Lorsque aucun autre opérateur ne s'est porté candidat ou ne remplit les conditions pour réaliser les fouilles, l'établissement public mentionné à l'article L. 523-1 est tenu d'y procéder à la demande de la personne projetant d'exécuter les travaux. En cas de désaccord entre les parties sur les conditions de réalisation ou sur le financement des fouilles, le différend est réglé selon une procédure d'arbitrage organisée par décret en Conseil d'Etat.

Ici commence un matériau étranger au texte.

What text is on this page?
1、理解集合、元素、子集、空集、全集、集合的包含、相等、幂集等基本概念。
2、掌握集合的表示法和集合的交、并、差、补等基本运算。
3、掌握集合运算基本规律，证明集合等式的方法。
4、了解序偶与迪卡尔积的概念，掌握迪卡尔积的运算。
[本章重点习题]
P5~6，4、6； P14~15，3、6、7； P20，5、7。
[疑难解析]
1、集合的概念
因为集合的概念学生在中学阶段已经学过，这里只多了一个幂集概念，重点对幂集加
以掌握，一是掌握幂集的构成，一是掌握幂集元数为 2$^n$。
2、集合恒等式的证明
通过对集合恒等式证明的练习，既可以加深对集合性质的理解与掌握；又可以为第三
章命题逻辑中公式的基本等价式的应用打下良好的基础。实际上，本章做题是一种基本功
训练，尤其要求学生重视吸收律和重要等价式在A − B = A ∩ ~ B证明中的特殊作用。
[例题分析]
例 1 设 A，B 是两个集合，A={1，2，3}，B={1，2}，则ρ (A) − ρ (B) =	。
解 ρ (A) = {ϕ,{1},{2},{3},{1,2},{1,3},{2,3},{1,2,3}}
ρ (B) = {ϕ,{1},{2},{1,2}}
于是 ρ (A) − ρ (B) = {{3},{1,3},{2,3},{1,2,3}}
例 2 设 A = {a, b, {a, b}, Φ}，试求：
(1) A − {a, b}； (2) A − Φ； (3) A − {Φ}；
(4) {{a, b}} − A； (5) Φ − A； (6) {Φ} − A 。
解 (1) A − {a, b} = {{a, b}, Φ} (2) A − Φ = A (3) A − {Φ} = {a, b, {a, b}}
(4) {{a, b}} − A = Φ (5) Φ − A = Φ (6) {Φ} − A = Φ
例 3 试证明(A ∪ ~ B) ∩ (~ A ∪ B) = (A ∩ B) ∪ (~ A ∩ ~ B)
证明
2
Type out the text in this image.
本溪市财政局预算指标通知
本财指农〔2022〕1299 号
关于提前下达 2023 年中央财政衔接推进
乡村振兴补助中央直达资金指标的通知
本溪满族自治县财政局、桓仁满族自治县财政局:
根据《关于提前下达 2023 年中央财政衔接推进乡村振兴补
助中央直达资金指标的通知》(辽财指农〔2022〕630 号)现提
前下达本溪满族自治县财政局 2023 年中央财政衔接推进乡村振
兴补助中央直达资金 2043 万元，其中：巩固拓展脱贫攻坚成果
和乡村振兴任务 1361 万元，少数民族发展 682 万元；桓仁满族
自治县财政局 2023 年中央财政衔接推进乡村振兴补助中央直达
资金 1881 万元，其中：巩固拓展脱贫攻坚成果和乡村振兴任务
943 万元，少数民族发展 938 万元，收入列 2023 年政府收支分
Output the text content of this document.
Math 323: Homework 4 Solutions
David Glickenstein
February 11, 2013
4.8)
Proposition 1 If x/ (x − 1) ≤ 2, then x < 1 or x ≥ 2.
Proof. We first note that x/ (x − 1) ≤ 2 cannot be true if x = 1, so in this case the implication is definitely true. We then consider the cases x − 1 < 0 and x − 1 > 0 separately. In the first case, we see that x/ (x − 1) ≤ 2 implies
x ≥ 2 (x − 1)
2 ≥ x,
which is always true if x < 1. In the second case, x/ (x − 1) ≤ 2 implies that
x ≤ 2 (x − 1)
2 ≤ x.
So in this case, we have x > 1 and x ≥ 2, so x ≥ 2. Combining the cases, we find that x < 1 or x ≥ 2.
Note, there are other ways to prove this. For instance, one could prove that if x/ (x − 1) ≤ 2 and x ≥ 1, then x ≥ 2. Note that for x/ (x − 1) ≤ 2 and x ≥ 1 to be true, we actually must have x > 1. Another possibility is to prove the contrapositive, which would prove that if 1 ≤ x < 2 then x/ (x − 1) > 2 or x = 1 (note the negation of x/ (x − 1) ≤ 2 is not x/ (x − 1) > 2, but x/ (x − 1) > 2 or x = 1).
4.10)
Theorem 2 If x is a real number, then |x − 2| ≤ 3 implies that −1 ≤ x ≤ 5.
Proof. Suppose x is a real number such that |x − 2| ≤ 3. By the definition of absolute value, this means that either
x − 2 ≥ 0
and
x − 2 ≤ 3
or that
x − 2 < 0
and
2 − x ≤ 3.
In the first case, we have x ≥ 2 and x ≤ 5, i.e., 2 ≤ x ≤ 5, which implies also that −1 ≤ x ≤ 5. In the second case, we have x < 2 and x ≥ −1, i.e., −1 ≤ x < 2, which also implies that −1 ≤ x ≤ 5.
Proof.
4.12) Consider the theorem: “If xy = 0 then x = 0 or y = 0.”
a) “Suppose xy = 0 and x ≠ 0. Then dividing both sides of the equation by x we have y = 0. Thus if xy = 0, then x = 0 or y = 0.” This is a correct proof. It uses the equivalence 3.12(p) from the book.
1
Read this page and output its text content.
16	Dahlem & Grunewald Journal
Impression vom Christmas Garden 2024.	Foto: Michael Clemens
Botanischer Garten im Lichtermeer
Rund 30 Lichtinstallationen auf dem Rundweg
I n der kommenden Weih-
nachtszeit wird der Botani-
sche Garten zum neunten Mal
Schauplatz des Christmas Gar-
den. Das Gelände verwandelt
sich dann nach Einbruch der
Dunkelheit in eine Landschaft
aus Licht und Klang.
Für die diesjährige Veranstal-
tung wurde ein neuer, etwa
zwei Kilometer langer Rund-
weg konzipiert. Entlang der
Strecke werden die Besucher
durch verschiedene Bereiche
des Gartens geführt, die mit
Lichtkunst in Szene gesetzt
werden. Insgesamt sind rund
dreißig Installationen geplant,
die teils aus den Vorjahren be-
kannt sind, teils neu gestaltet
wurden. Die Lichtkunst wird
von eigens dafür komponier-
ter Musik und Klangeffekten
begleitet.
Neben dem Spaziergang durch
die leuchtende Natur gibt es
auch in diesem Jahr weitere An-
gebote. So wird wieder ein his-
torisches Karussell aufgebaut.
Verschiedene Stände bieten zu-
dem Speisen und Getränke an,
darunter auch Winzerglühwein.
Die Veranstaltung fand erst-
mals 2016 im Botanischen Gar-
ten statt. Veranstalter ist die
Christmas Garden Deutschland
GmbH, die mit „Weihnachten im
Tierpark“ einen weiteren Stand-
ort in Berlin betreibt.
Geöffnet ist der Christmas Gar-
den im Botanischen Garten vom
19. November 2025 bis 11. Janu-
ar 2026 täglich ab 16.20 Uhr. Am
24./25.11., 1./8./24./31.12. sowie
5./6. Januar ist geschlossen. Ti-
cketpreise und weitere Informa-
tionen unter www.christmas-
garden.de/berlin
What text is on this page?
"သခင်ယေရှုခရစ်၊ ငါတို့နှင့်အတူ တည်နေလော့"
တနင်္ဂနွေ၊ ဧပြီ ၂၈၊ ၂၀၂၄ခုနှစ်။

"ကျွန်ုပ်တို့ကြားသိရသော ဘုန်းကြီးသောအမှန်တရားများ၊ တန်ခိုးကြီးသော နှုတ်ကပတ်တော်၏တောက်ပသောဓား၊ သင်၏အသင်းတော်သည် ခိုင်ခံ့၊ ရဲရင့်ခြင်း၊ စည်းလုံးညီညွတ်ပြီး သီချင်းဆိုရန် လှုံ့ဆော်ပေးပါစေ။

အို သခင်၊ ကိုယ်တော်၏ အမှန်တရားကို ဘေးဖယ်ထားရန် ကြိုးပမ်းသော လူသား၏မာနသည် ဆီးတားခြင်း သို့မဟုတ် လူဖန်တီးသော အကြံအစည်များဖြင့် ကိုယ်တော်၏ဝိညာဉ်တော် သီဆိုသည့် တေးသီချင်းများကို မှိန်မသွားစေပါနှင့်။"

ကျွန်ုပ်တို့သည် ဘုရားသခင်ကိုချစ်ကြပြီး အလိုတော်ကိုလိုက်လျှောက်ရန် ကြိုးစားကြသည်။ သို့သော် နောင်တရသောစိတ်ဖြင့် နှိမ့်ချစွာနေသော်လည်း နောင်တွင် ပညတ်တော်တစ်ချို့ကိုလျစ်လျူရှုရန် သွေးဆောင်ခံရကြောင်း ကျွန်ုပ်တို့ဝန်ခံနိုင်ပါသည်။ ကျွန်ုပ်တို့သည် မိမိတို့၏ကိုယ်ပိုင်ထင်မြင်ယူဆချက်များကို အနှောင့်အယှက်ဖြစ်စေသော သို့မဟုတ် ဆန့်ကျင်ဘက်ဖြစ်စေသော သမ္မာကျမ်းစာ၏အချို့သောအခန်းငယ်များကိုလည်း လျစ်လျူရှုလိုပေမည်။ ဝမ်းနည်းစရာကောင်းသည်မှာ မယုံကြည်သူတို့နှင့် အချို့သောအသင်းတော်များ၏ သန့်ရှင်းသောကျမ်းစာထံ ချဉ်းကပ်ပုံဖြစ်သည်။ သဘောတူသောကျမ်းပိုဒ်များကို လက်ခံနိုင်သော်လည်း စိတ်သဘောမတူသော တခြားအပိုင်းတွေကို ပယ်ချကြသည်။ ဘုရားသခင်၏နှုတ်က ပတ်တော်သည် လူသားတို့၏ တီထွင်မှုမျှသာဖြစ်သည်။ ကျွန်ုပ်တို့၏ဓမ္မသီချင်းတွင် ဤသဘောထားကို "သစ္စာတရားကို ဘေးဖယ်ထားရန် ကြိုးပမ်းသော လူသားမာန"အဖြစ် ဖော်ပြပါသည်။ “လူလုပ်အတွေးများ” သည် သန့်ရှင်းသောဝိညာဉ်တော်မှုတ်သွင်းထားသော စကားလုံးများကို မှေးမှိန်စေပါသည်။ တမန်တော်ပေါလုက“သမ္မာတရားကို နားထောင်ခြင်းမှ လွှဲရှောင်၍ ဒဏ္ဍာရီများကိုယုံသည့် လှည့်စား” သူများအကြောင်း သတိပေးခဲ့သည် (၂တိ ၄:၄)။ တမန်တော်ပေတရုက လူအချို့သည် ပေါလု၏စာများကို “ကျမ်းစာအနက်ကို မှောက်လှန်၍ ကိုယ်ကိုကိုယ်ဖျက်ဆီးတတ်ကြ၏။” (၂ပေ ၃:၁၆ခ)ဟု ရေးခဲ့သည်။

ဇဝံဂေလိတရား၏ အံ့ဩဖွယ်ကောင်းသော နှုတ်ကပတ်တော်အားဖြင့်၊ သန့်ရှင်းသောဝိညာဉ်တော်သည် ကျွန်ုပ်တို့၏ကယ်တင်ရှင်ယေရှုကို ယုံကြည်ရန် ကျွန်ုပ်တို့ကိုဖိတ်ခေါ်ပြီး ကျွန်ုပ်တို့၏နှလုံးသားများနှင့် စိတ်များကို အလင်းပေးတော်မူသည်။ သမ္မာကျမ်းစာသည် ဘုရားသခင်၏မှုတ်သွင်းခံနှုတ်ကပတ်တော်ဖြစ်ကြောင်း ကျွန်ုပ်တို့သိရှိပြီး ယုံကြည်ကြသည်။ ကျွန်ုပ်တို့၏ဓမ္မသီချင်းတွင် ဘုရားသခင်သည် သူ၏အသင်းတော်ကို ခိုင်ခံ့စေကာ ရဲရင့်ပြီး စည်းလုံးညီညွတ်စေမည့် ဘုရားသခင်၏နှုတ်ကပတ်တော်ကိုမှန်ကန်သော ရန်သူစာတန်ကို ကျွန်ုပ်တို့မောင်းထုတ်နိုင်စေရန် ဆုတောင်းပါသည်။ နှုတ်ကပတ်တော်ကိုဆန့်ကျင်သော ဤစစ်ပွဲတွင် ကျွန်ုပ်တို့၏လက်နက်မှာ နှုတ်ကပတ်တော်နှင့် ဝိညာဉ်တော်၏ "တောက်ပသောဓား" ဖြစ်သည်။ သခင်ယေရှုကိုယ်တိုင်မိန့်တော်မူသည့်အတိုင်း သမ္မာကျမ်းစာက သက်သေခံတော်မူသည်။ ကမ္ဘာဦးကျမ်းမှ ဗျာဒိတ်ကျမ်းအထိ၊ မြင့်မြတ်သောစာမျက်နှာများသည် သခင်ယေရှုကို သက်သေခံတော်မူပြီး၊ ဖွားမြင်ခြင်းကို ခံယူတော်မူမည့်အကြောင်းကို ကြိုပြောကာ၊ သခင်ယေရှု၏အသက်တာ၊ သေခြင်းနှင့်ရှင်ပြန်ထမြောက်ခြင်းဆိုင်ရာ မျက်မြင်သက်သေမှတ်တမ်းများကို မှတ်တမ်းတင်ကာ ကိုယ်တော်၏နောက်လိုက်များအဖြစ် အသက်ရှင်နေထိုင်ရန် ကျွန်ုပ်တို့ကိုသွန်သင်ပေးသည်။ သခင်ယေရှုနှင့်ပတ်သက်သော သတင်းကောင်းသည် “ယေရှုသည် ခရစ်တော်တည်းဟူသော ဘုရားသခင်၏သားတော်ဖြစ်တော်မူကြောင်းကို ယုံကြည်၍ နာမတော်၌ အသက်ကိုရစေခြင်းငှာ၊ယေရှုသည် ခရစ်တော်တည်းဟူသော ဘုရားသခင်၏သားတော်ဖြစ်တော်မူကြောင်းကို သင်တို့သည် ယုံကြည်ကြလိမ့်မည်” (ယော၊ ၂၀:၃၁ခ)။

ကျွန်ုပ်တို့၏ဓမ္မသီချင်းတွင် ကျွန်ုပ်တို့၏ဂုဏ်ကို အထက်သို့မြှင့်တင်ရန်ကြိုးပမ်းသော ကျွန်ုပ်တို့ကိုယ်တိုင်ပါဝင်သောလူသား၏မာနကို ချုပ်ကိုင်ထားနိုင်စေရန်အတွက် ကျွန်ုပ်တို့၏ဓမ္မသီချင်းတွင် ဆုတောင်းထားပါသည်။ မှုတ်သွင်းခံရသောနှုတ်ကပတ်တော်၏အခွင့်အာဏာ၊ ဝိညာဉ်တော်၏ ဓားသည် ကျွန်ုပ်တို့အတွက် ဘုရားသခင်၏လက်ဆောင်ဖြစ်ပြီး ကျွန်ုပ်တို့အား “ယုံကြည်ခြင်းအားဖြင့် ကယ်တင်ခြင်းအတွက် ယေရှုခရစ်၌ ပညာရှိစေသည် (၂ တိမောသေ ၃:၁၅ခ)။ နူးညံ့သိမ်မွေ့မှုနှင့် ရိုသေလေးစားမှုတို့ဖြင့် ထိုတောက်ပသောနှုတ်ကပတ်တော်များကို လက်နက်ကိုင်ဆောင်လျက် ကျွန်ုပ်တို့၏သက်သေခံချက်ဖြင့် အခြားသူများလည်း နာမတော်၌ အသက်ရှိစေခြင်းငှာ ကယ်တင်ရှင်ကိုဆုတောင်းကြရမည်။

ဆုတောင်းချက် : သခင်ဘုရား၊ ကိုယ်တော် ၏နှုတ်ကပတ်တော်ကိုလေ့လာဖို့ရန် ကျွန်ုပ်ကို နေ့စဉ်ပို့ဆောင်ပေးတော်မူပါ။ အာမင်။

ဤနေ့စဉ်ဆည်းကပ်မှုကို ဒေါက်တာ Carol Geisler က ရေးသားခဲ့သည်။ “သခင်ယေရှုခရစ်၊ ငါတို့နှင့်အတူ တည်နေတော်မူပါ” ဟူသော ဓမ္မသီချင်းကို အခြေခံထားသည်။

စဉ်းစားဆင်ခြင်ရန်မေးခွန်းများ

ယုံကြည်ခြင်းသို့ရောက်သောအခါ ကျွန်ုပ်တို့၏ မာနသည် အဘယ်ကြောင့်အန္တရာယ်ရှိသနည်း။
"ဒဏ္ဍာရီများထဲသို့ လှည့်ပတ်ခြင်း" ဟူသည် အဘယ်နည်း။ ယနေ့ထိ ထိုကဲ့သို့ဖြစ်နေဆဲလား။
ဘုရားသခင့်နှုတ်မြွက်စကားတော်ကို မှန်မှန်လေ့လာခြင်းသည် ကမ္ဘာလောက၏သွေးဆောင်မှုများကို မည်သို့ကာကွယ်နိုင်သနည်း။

Lorsque l'établissement public n'a pas engagé les travaux nécessaires aux opérations archéologiques dans un délai de six mois suivant la délivrance de l'autorisation visée au deuxième alinéa de l'article L. 523-9, ou qu'il ne les a pas achevés dans un délai de dix-huit mois, prorogeable une fois par décision motivée de l'autorité administrative, à compter de la délivrance de cette même autorisation, les prescriptions édictées en application de l'article L. 522-2 sont réputées caduques.

Les articles L. 531-14 à L. 531-16 sont applicables aux découvertes faites sur le terrain d'assiette de l'opération. Les mesures utiles à leur conservation ou à leur sauvegarde sont prescrites conformément au présent titre.